Thursday, April 1, 2010
Countryside Café on Mahan Gap Road at Ooltewah-Georgetown Road is just what its name implies: country.
“People don’t mind driving to the country for country food,” said Marlene Geren, an Ooltewah native who owns and operates the restaurant with her husband, Ponder. “It’s working for us.”
The restaurant’s remote location has proven to be the opposite of a business killer since it opened in May 1990.
“It’s kind of funny here on a Friday night,” \ Geren said. “We have people walk in and say, ‘We’ve got 20.’ And we say, ‘We can take care of you.’ ”
She said lately the cozy dining room has developed a short wait Thursdays, Fridays and Saturdays.
“But we are pretty efficient, I have to say,” she said. “People come here for the food, and they know it’s reasonable and fast.”
Geren said skillet-fried okra and skillet-fried sweet potatoes, her grandmother’s recipe, come hot out of the kitchen all day, every day.
“That’s kind of one of our trademarks because people come here for that,” she said.
Countryside serves Broasted chicken breast — deep fried under high pressure to give it a velvety, crisp skin. Chicken livers get the same treatment, and best-selling desserts include homemade coconut cream pie, chocolate cream pie and strawberry shortcake.
“I can’t really go anywhere else and order strawberry shortcake because ours is so good,” said employee Ashly Simmons.
Sandy Owens cooks the daily specials. Wednesdays she makes chicken and dumplings from scratch, and she won’t leave her pot of boiling noodles for anything.
“If you just let them set there they’ll disappear,” she said.
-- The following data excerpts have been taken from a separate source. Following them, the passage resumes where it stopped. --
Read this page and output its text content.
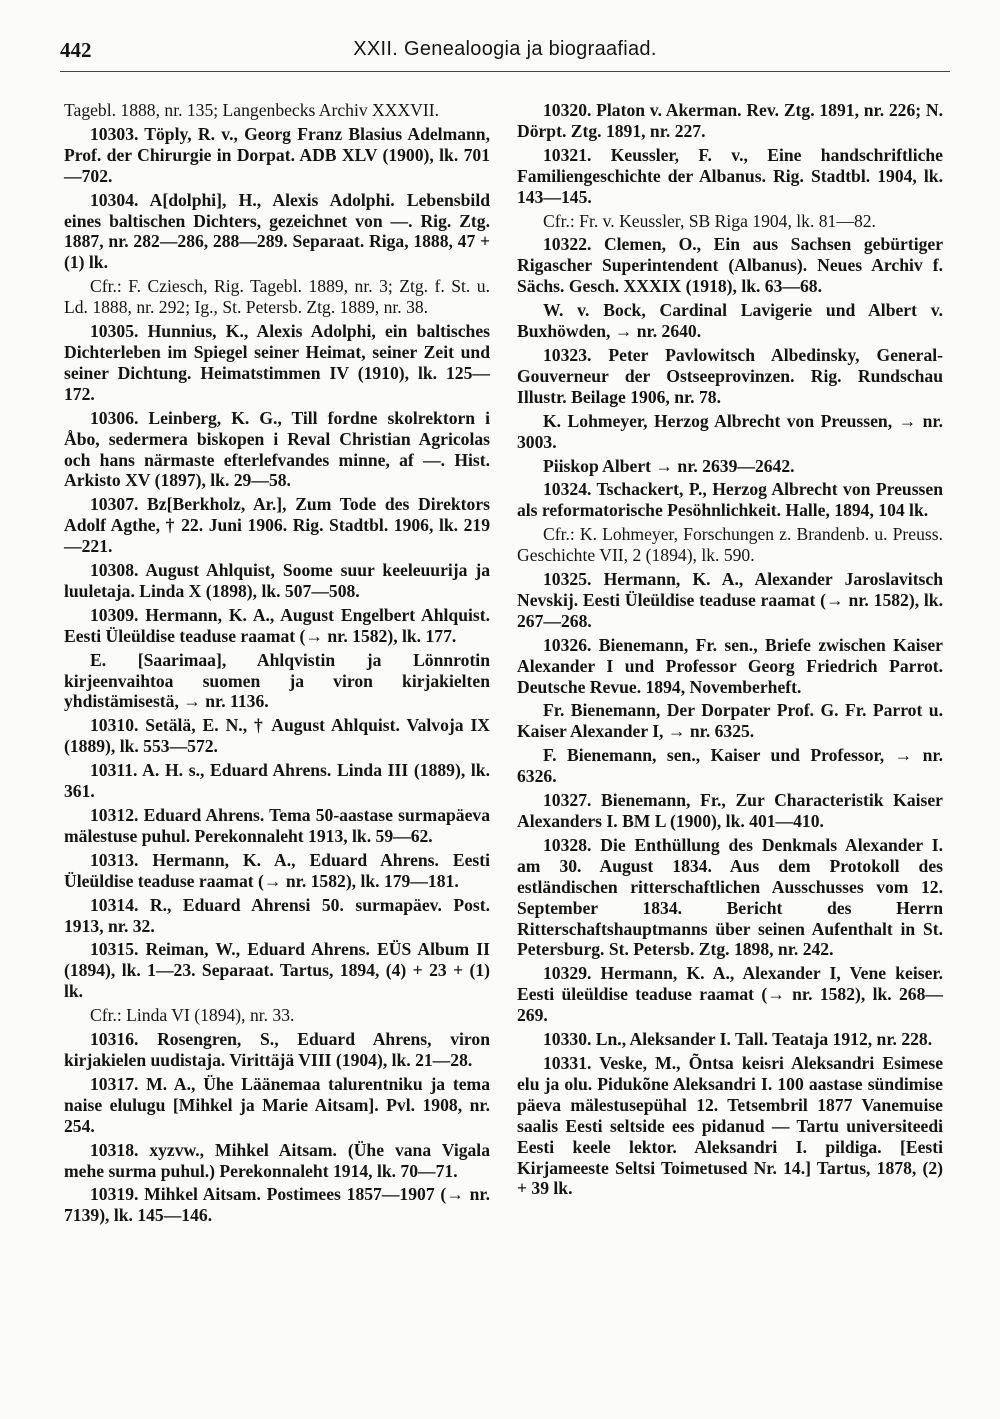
442	XXII. Genealoogia ja biograafiad.

Tagebl. 1888, nr. 135; Langenbecks Archiv XXXVII.

10303. Töply, R. v., Georg Franz Blasius Adelmann, Prof. der Chirurgie in Dorpat. ADB XLV (1900), lk. 701—702.

10304. A[dolphi], H., Alexis Adolphi. Lebensbild eines baltischen Dichters, gezeichnet von —. Rig. Ztg. 1887, nr. 282—286, 288—289. Separaat. Riga, 1888, 47 + (1) lk.

Cfr.: F. Cziesch, Rig. Tagebl. 1889, nr. 3; Ztg. f. St. u. Ld. 1888, nr. 292; Ig., St. Petersb. Ztg. 1889, nr. 38.

10305. Hunnius, K., Alexis Adolphi, ein baltisches Dichterleben im Spiegel seiner Heimat, seiner Zeit und seiner Dichtung. Heimatstimmen IV (1910), lk. 125—172.

10306. Leinberg, K. G., Till fordne skolrektorn i Åbo, sedermera biskopen i Reval Christian Agricolas och hans närmaste efterlefvandes minne, af —. Hist. Arkisto XV (1897), lk. 29—58.

10307. Bz[Berkholz, Ar.], Zum Tode des Direktors Adolf Agthe, † 22. Juni 1906. Rig. Stadtbl. 1906, lk. 219—221.

10308. August Ahlquist, Soome suur keeleuurija ja luuletaja. Linda X (1898), lk. 507—508.

10309. Hermann, K. A., August Engelbert Ahlquist. Eesti Üleüldise teaduse raamat (→ nr. 1582), lk. 177.

E. [Saarimaa], Ahlqvistin ja Lönnrotin kirjeenvaihtoa suomen ja viron kirjakielten yhdistämisestä, → nr. 1136.

10310. Setälä, E. N., † August Ahlquist. Valvoja IX (1889), lk. 553—572.

10311. A. H. s., Eduard Ahrens. Linda III (1889), lk. 361.

10312. Eduard Ahrens. Tema 50-aastase surmapäeva mälestuse puhul. Perekonnaleht 1913, lk. 59—62.

10313. Hermann, K. A., Eduard Ahrens. Eesti Üleüldise teaduse raamat (→ nr. 1582), lk. 179—181.

10314. R., Eduard Ahrensi 50. surmapäev. Post. 1913, nr. 32.

10315. Reiman, W., Eduard Ahrens. EÜS Album II (1894), lk. 1—23. Separaat. Tartus, 1894, (4) + 23 + (1) lk.

Cfr.: Linda VI (1894), nr. 33.

10316. Rosengren, S., Eduard Ahrens, viron kirjakielen uudistaja. Virittäjä VIII (1904), lk. 21—28.

10317. M. A., Ühe Läänemaa talurentniku ja tema naise elulugu [Mihkel ja Marie Aitsam]. Pvl. 1908, nr. 254.

10318. xyzvw., Mihkel Aitsam. (Ühe vana Vigala mehe surma puhul.) Perekonnaleht 1914, lk. 70—71.

10319. Mihkel Aitsam. Postimees 1857—1907 (→ nr. 7139), lk. 145—146.

10320. Platon v. Akerman. Rev. Ztg. 1891, nr. 226; N. Dörpt. Ztg. 1891, nr. 227.

10321. Keussler, F. v., Eine handschriftliche Familiengeschichte der Albanus. Rig. Stadtbl. 1904, lk. 143—145.

Cfr.: Fr. v. Keussler, SB Riga 1904, lk. 81—82.

10322. Clemen, O., Ein aus Sachsen gebürtiger Rigascher Superintendent (Albanus). Neues Archiv f. Sächs. Gesch. XXXIX (1918), lk. 63—68.

W. v. Bock, Cardinal Lavigerie und Albert v. Buxhöwden, → nr. 2640.

10323. Peter Pavlowitsch Albedinsky, General-Gouverneur der Ostseeprovinzen. Rig. Rundschau Illustr. Beilage 1906, nr. 78.

K. Lohmeyer, Herzog Albrecht von Preussen, → nr. 3003.

Piiskop Albert → nr. 2639—2642.

10324. Tschackert, P., Herzog Albrecht von Preussen als reformatorische Pesöhnlichkeit. Halle, 1894, 104 lk.

Cfr.: K. Lohmeyer, Forschungen z. Brandenb. u. Preuss. Geschichte VII, 2 (1894), lk. 590.

10325. Hermann, K. A., Alexander Jaroslavitsch Nevskij. Eesti Üleüldise teaduse raamat (→ nr. 1582), lk. 267—268.

10326. Bienemann, Fr. sen., Briefe zwischen Kaiser Alexander I und Professor Georg Friedrich Parrot. Deutsche Revue. 1894, Novemberheft.

Fr. Bienemann, Der Dorpater Prof. G. Fr. Parrot u. Kaiser Alexander I, → nr. 6325.

F. Bienemann, sen., Kaiser und Professor, → nr. 6326.

10327. Bienemann, Fr., Zur Characteristik Kaiser Alexanders I. BM L (1900), lk. 401—410.

10328. Die Enthüllung des Denkmals Alexander I. am 30. August 1834. Aus dem Protokoll des estländischen ritterschaftlichen Ausschusses vom 12. September 1834. Bericht des Herrn Ritterschaftshauptmanns über seinen Aufenthalt in St. Petersburg. St. Petersb. Ztg. 1898, nr. 242.

10329. Hermann, K. A., Alexander I, Vene keiser. Eesti üleüldise teaduse raamat (→ nr. 1582), lk. 268—269.

10330. Ln., Aleksander I. Tall. Teataja 1912, nr. 228.

10331. Veske, M., Õntsa keisri Aleksandri Esimese elu ja olu. Pidukõne Aleksandri I. 100 aastase sündimise päeva mälestusepühal 12. Tetsembril 1877 Vanemuise saalis Eesti seltside ees pidanud — Tartu universiteedi Eesti keele lektor. Aleksandri I. pildiga. [Eesti Kirjameeste Seltsi Toimetused Nr. 14.] Tartus, 1878, (2) + 39 lk.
Weight Watchers and South Beach Diet guides to the Countryside menu are on each table. Countryside encourage kids to eat by giving out mini M&Ms — if plates are clean and it’s OK with parents.
Geren said she learned a lot from her parents, David and Imogene Green, who opened the Kreme House in 1976.
That restaurant served ice cream, hamburgers and hot dogs and was the first restaurant in Ooltewah, Geren said, “even before Hardee’s.”
“My parents had some good recipes for home cooking,” Geren said. “A lot of what we cook is from my mom and my grandmother.”
Made-from-scratch home cooking is important to the Gerens, though it may cost a little more and take a little more time.
“We know the difference and we hope our customers know the difference,” said Geren.
A troop of women peels 150 pounds of potatoes and 80 pounds of sweet potatoes every afternoon, and a local farmer buys the peels to feed his horses.
“We got little old ladies that love to peel potatoes,” Geren said.
The Gerens said their community has taken good care of them over the years and they try to return the favor.
“It’s not all about making money,” Geren said. “There’s an awful lot you do to help.”
Woodland Park Baptist Church brings a busload of homeless people to Countryside Cafe once a month, and Countryside proudly hires within the community and supports local schools.
They pay attention when customers come in four and five times a week.
“We get to know their lives and they get to know ours,” Geren said. “You see kids being born. You see their kids growing up. It’s an evolvement of life.”